Customizing images filenames when using ImagesPipeline

Scrapy is an awesome framework available with batteries included that helps our job done with less friction. However, when you choose to work with a framework you need to follow their rules (choices?) for your code to work properly.

One of these batteries included mentioned early are Item Pipelines. They are specialized classes that perform actions over items sent by spiders. They could, for instance, make some cleaning process over an item or save it in a database. Thereby, they could do anything you want over these items, and we can organize them to be executed sequentially.

Scrapy offers an item Pipeline specialized for saving images, ImagePipeline.
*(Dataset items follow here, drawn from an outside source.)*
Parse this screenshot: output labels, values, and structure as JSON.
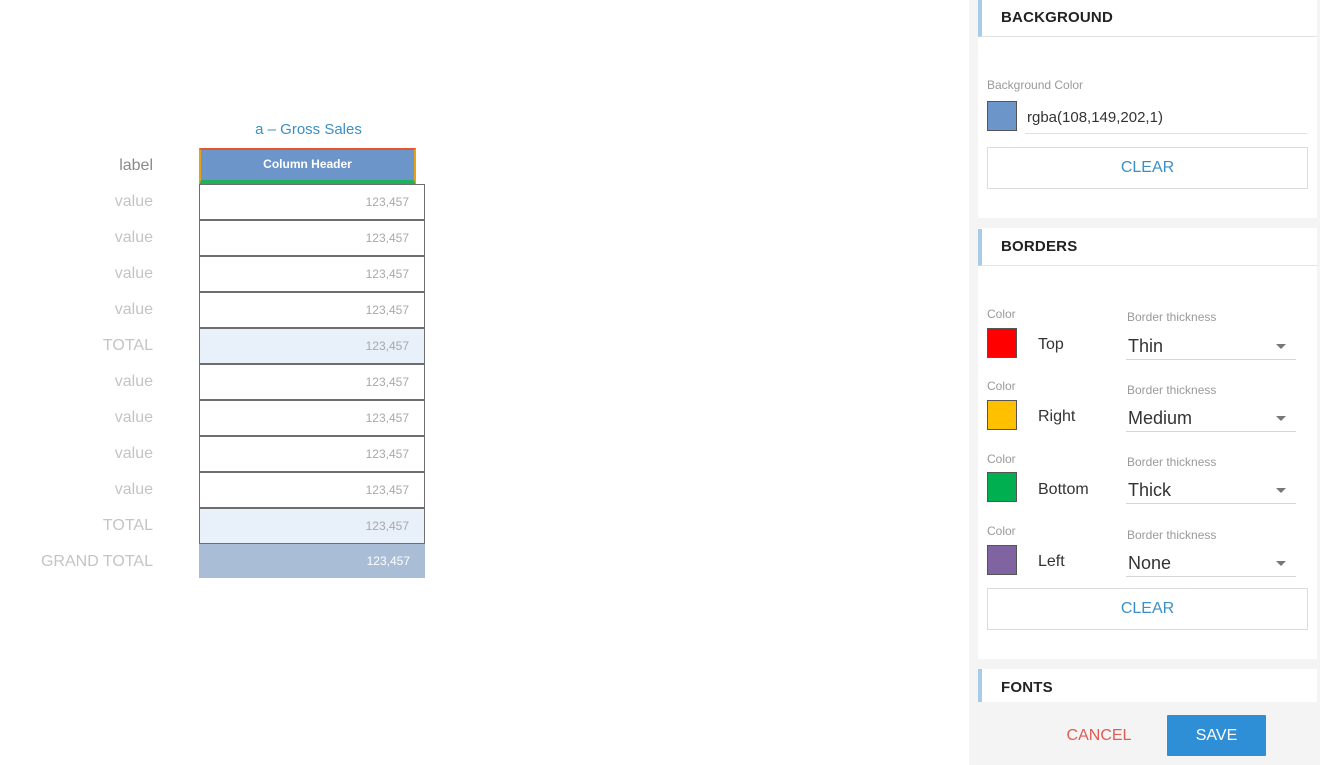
{
  "preview": {
    "column_title": "a – Gross Sales",
    "header_row": {
      "label": "label",
      "cell": "Column Header"
    },
    "rows": [
      {
        "label": "value",
        "value": "123,457",
        "kind": "value"
      },
      {
        "label": "value",
        "value": "123,457",
        "kind": "value"
      },
      {
        "label": "value",
        "value": "123,457",
        "kind": "value"
      },
      {
        "label": "value",
        "value": "123,457",
        "kind": "value"
      },
      {
        "label": "TOTAL",
        "value": "123,457",
        "kind": "total"
      },
      {
        "label": "value",
        "value": "123,457",
        "kind": "value"
      },
      {
        "label": "value",
        "value": "123,457",
        "kind": "value"
      },
      {
        "label": "value",
        "value": "123,457",
        "kind": "value"
      },
      {
        "label": "value",
        "value": "123,457",
        "kind": "value"
      },
      {
        "label": "TOTAL",
        "value": "123,457",
        "kind": "total"
      },
      {
        "label": "GRAND TOTAL",
        "value": "123,457",
        "kind": "grand"
      }
    ]
  },
  "background": {
    "title": "BACKGROUND",
    "color_label": "Background Color",
    "color_value": "rgba(108,149,202,1)",
    "color_hex": "#6c95ca",
    "clear_label": "CLEAR"
  },
  "borders": {
    "title": "BORDERS",
    "color_label": "Color",
    "thickness_label": "Border thickness",
    "items": [
      {
        "side": "Top",
        "color": "#ff0000",
        "thickness": "Thin"
      },
      {
        "side": "Right",
        "color": "#ffc000",
        "thickness": "Medium"
      },
      {
        "side": "Bottom",
        "color": "#00b050",
        "thickness": "Thick"
      },
      {
        "side": "Left",
        "color": "#8064a2",
        "thickness": "None"
      }
    ],
    "clear_label": "CLEAR"
  },
  "fonts": {
    "title": "FONTS"
  },
  "footer": {
    "cancel_label": "CANCEL",
    "save_label": "SAVE"
  }
}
This Class will come in handy when you need to save images during your web scraping. Before we continue, I strongly recommend those who never worked with Item Pipelines, read the documentation, for further reading.

When you configure ImagePipeline it is expected that an item sent by a spider needs to have a field name image_urls. This field is a list of URLs of all images that belong to an Item. For those who are willing to a complete overview of a data flow in Scrapy architecture, I would suggest taking a look at this page. This method takes as an argument a Request object and applies a SHA-1 algorithm to create a hash from this URL image and use it to rename the image filename and then save it in the proper filestore. The following code shows how this works.
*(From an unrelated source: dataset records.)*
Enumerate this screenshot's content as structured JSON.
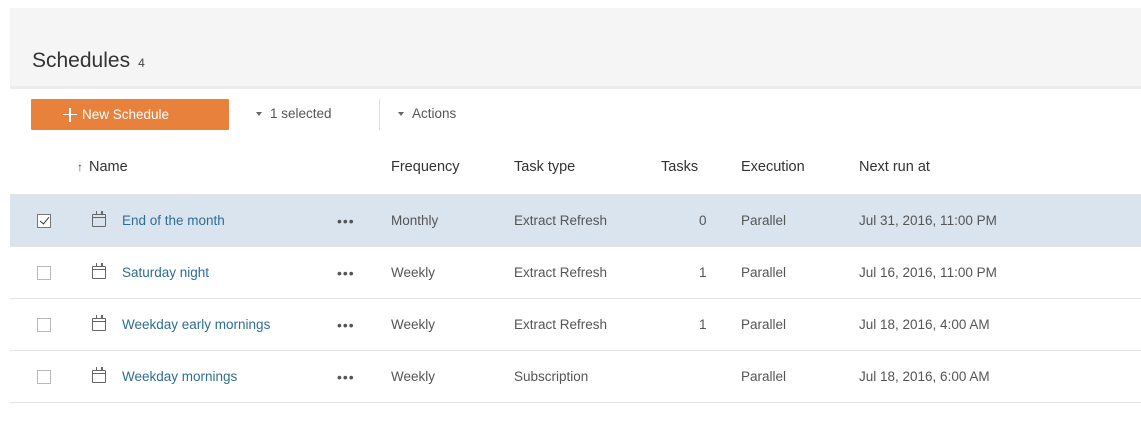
{
  "header": {
    "title": "Schedules",
    "count": "4"
  },
  "toolbar": {
    "new_label": "New Schedule",
    "selected_label": "1 selected",
    "actions_label": "Actions"
  },
  "table": {
    "columns": {
      "name": "Name",
      "frequency": "Frequency",
      "task_type": "Task type",
      "tasks": "Tasks",
      "execution": "Execution",
      "next_run": "Next run at"
    },
    "rows": [
      {
        "checked": true,
        "name": "End of the month",
        "menu": "•••",
        "frequency": "Monthly",
        "task_type": "Extract Refresh",
        "tasks": "0",
        "execution": "Parallel",
        "next_run": "Jul 31, 2016, 11:00 PM"
      },
      {
        "checked": false,
        "name": "Saturday night",
        "menu": "•••",
        "frequency": "Weekly",
        "task_type": "Extract Refresh",
        "tasks": "1",
        "execution": "Parallel",
        "next_run": "Jul 16, 2016, 11:00 PM"
      },
      {
        "checked": false,
        "name": "Weekday early mornings",
        "menu": "•••",
        "frequency": "Weekly",
        "task_type": "Extract Refresh",
        "tasks": "1",
        "execution": "Parallel",
        "next_run": "Jul 18, 2016, 4:00 AM"
      },
      {
        "checked": false,
        "name": "Weekday mornings",
        "menu": "•••",
        "frequency": "Weekly",
        "task_type": "Subscription",
        "tasks": "",
        "execution": "Parallel",
        "next_run": "Jul 18, 2016, 6:00 AM"
      }
    ]
  },
  "colors": {
    "accent": "#e8813c",
    "selected_row": "#d9e4ee",
    "link": "#2e6d94",
    "header_bg": "#f5f5f5"
  },
  "icons": {
    "add": "plus-icon",
    "dropdown": "caret-down-icon",
    "sort": "sort-ascending-icon",
    "schedule": "calendar-icon",
    "row_menu": "more-options-icon",
    "checkbox": "checkbox-icon"
  }
}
def file_path(self, request, response=None, info=None, *, item=None):
    image_guid = hashlib.sha1(to_bytes(request.url)).hexdigest()
    return f'full/{image_guid}.jpg'

As we understood how Scrapy rename the image filenames, we could overwrite this method and create our custom rule. For instance, we might willing to preserve the original filename for those files. For achieving this behavior, we’ll create our custom file_path method.
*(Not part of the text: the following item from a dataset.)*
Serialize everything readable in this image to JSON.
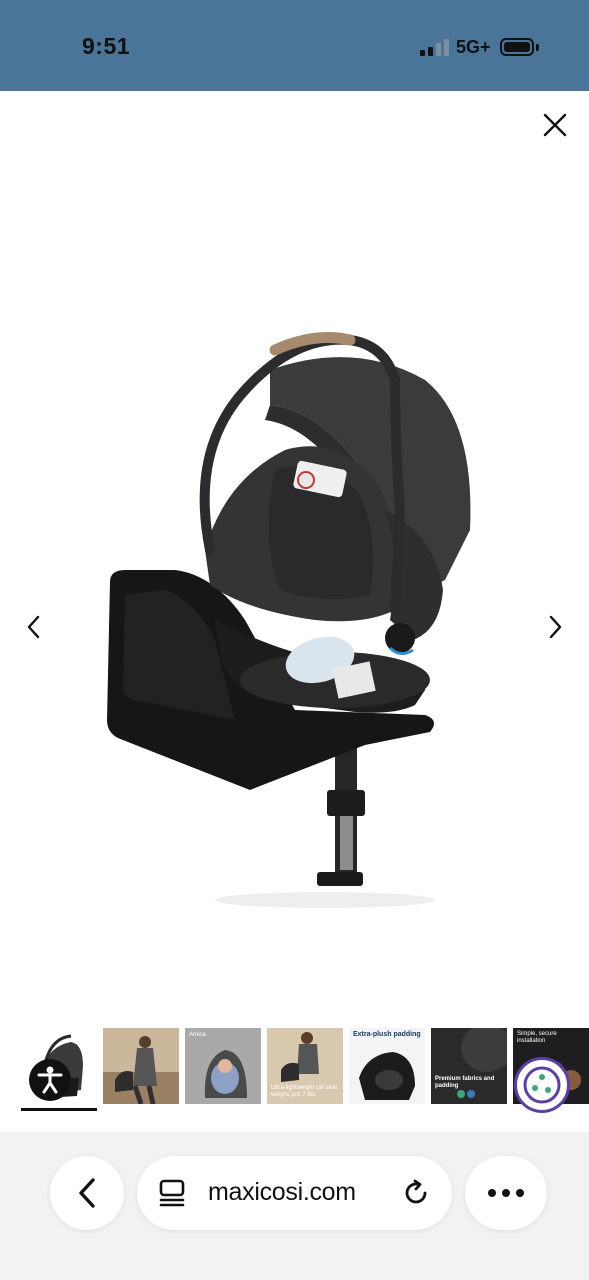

For example, to illustrate our understanding, let’s consider that we have a URL image like that one: https://www.image123.com/beautiful_sky_in_brazil.png

To save this image with the original filename collected from the source, we need first to split this string by slash, did you agree? Right, let’s use this logic inside our custom method.

def file_path(self, request, response=None, info=None, *, item=None):
    return f"{request.url.split('/')[-1]}"

As simple as likes that 😀. So, now you could use this logic or perhaps create your own rule to rename your images as your business logic implies. For today we’ve done with this tip to improve your web scraping routines. See you in our next blog post.